Par la suite, les études sur le re-montage tendent à se focaliser sur le cinéma expérimental et les films d’artistes, relativisant par là-même la dimension éminemment politique du « cinéma de compilation » ; le terme de ralliement, cette fois, est le « found footage »6. Sa parenté avec « l’objet trouvé » surréaliste (found object) est patente, et la proximité des démarches évidente. Rappelons que pour Breton, la « démarche surréaliste » tend à « provoquer une révolution totale de l’objet », qu’il spécifie en ces termes :
action de le détourner de ses fins en lui accolant un nouveau nom et en le signant, qui entraîne la requalification par le choix (‹ ready made › de Marcel Duchamp) ; de le montrer dans l’état où l’ont mis parfois les agents extérieurs, tels les tremblements de terre, le feu et l’eau ; de le retenir en raison même du doute qui peut peser sur son affectation antérieure, de l’ambiguïté résultant de son conditionnement totalement ou partiellement irrationnel, qui entraîne la signification par la trouvaille (objet trouvé) et laisse une marge appréciable à l’interprétation au besoin la plus active (objet trouvé-interprété de Max Ernst) ; de le reconstruire enfin de toutes pièces à partir d’éléments épars pris dans le donné immédiat (objet surréaliste proprement dit).7
Breton, en s’appropriant la définition de l’image poétique de Reverdy comme « rapprochement de deux réalités plus ou moins éloignées »8, prend soin de préciser que c’est contre l’usage commun de l’objet que le surréalisme se positionne :
Cette faculté de rapprochement des deux images leur permet [aux poètes, aux artistes, aux savants] de s’élever au-dessus de la considération de la vie manifeste de l’objet, qui constitue généralement une borne.
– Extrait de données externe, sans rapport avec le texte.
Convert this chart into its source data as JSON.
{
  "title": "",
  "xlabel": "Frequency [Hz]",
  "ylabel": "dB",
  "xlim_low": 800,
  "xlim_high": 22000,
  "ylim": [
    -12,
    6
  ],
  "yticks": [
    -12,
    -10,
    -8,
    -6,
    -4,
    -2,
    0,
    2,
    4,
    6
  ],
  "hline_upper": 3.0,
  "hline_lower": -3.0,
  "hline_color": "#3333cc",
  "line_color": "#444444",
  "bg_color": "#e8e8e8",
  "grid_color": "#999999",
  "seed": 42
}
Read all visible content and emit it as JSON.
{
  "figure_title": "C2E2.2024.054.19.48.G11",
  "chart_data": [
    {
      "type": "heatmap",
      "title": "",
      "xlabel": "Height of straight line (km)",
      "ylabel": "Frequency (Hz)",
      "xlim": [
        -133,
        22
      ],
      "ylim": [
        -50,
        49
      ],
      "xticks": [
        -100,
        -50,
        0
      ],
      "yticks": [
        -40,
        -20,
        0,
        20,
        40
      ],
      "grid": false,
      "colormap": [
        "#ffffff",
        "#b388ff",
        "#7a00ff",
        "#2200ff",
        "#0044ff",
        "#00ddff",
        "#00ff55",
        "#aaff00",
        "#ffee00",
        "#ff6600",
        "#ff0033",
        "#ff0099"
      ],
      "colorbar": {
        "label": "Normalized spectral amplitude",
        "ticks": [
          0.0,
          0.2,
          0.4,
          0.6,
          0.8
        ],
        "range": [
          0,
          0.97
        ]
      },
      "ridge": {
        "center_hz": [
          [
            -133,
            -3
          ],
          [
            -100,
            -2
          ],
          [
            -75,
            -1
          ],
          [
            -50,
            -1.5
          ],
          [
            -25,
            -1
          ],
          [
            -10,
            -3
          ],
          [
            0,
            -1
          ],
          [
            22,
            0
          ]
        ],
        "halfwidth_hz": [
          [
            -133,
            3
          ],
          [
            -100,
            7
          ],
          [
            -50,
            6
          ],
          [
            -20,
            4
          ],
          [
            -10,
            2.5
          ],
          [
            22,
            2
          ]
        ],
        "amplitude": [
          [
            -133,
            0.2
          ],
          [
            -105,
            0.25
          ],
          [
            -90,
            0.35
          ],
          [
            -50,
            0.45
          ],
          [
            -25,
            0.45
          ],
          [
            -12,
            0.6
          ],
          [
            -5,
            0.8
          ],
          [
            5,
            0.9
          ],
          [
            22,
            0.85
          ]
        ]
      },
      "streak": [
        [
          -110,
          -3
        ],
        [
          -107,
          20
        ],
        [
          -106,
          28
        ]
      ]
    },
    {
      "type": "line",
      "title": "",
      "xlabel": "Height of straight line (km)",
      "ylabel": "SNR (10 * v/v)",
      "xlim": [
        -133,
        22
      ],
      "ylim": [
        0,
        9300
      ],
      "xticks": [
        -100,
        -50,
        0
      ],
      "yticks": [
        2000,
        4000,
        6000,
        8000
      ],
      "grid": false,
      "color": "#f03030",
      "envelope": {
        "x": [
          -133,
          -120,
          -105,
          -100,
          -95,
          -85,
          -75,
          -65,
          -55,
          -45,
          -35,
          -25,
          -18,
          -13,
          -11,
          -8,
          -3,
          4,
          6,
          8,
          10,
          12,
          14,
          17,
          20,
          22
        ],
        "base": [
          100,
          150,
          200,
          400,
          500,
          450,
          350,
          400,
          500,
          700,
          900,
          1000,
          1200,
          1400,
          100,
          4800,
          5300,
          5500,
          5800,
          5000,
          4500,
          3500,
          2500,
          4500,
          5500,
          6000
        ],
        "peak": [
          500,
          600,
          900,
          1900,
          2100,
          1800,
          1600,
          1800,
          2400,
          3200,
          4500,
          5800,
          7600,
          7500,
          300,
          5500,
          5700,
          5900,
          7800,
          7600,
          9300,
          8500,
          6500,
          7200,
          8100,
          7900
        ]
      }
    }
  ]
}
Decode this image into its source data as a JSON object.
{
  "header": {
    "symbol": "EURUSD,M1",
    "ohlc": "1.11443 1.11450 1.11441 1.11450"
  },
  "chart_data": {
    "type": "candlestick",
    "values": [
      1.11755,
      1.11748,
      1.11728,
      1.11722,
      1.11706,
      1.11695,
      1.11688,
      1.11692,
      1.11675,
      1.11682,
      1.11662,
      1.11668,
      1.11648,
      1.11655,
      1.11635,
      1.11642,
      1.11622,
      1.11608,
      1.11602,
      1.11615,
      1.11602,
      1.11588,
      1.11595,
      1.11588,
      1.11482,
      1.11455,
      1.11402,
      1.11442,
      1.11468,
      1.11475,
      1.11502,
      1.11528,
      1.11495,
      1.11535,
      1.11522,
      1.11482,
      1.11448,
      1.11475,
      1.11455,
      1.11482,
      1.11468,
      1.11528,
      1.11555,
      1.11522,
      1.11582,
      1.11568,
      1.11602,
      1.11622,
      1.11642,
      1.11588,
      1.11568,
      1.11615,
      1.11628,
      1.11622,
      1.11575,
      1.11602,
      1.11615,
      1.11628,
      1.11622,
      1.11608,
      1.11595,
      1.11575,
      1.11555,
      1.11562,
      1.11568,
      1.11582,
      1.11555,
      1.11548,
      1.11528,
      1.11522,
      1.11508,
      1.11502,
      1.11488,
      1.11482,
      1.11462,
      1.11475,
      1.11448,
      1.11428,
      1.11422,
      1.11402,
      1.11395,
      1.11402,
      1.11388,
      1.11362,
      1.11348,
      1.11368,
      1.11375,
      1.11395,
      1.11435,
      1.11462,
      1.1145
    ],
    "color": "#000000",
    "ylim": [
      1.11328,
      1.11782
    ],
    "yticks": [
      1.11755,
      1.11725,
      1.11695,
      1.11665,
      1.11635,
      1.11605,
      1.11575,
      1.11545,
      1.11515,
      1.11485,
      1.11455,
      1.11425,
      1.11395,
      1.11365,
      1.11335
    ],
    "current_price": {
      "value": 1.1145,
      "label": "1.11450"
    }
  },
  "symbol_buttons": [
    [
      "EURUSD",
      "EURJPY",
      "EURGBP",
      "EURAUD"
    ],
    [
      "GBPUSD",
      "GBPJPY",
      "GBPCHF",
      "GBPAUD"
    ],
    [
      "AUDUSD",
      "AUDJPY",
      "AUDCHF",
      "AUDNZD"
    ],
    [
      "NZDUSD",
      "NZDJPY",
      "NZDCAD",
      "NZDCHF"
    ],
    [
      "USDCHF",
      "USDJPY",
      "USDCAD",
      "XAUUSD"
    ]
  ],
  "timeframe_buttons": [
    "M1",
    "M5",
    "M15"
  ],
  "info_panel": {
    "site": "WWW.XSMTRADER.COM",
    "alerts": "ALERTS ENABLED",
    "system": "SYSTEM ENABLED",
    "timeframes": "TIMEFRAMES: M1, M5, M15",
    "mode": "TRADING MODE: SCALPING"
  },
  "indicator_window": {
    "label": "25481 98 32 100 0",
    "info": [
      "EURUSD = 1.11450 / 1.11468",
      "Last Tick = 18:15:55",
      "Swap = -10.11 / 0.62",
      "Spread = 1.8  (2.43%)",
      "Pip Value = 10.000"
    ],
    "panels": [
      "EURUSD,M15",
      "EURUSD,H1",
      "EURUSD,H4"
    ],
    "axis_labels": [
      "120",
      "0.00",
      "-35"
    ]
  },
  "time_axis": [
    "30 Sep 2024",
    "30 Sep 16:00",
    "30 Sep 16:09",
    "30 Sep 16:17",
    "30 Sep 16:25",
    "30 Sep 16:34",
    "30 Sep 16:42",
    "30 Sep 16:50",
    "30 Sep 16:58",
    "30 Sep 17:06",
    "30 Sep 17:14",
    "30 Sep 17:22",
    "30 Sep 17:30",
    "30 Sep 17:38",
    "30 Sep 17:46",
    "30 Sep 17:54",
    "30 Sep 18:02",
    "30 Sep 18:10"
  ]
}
Sous leurs yeux, au contraire, cet objet, tout achevé qu’il est, retourne à une suite ininterrompue de latences qui ne lui sont pas particulières et appellent sa transformation.9
C’est déjà ce credo du détournement de la fonctionnalité de l’objet que revendiquent Jacques-André Boiffard, Paul Eluard et Roger Vitrac dans leur préface au premier numéro de La Révolution surréaliste, en 1924 :
Toute découverte changeant la nature, la destination d’un objet ou d’un phénomène constitue un fait surréaliste.10
Au vu de ces rapprochements, qui ne sont pas que lexicaux, il n’est guère surprenant que dans les études portant sur le cinéma de found footage une place de choix soit accordée à Joseph Cornell : ce dernier, étroitement associé au surréalisme aux Etats-Unis11 – malgré ses réserves par rapport au mouvement fédéré par Breton12 – transpose dans le champ du film la technique du ready-made aidé13. Quant à son œuvre d’assemblagiste, à travers laquelle il acquiert une certaine reconnaissance critique, elle s’inscrit résolument dans la poétique de l’« objet trouvé », notamment dans sa relation aux collages de Max Ernst (La Femme 100 têtes14 lui sert d’inspiration pour ses premières œuvres). Ses collages et ses boîtes – souvent vitrées – exposent divers objets récupérés (naturels ou manufacturés : des cartes ou des inscriptions d’hôtel effacées, des perroquets ou des papillons épinglés, des coquillages ou des étoiles de mer, des fioles ou des dés à coudre, du sable dans des verres brisés, etc.) qui sont parfois associés à des images de danseuses ou d’actrices. Mais à la différence des surréalistes, Cornell travaille à partir de formes culturelles déconsidérées et réputées comme féminines ou infantiles, tels les objets de vitrine, les miniatures ou le dispositif du penny arcade. Il se tient ainsi en retrait du marché de l’art, privilégiant une économie du don (il réalise ses objets, ses assemblages et ses boîtes pour des stars hollywoodiennes ou des enfants, par exemple, les soustrayant de ce fait à l’économie marchande15). Dans tous les cas, il manifeste une obsession pour l’iconographie des années 1920, tout en mettant en exergue l’aura du fragment. Sa conception du cinéma s’inscrit dans le prolongement direct de son travail de plasticien : dans ses films, il combine des images disparates qu’il a récupérées, ne tournant pas lui-même les plans (quand il « tourne » effectivement des films, situés dans l’époque contemporaine, il fait appel à des photographes et cinéastes indépendants, à l’instar de Rudy Burckhardt, Stan Brakhage ou encore Larry Jordan16).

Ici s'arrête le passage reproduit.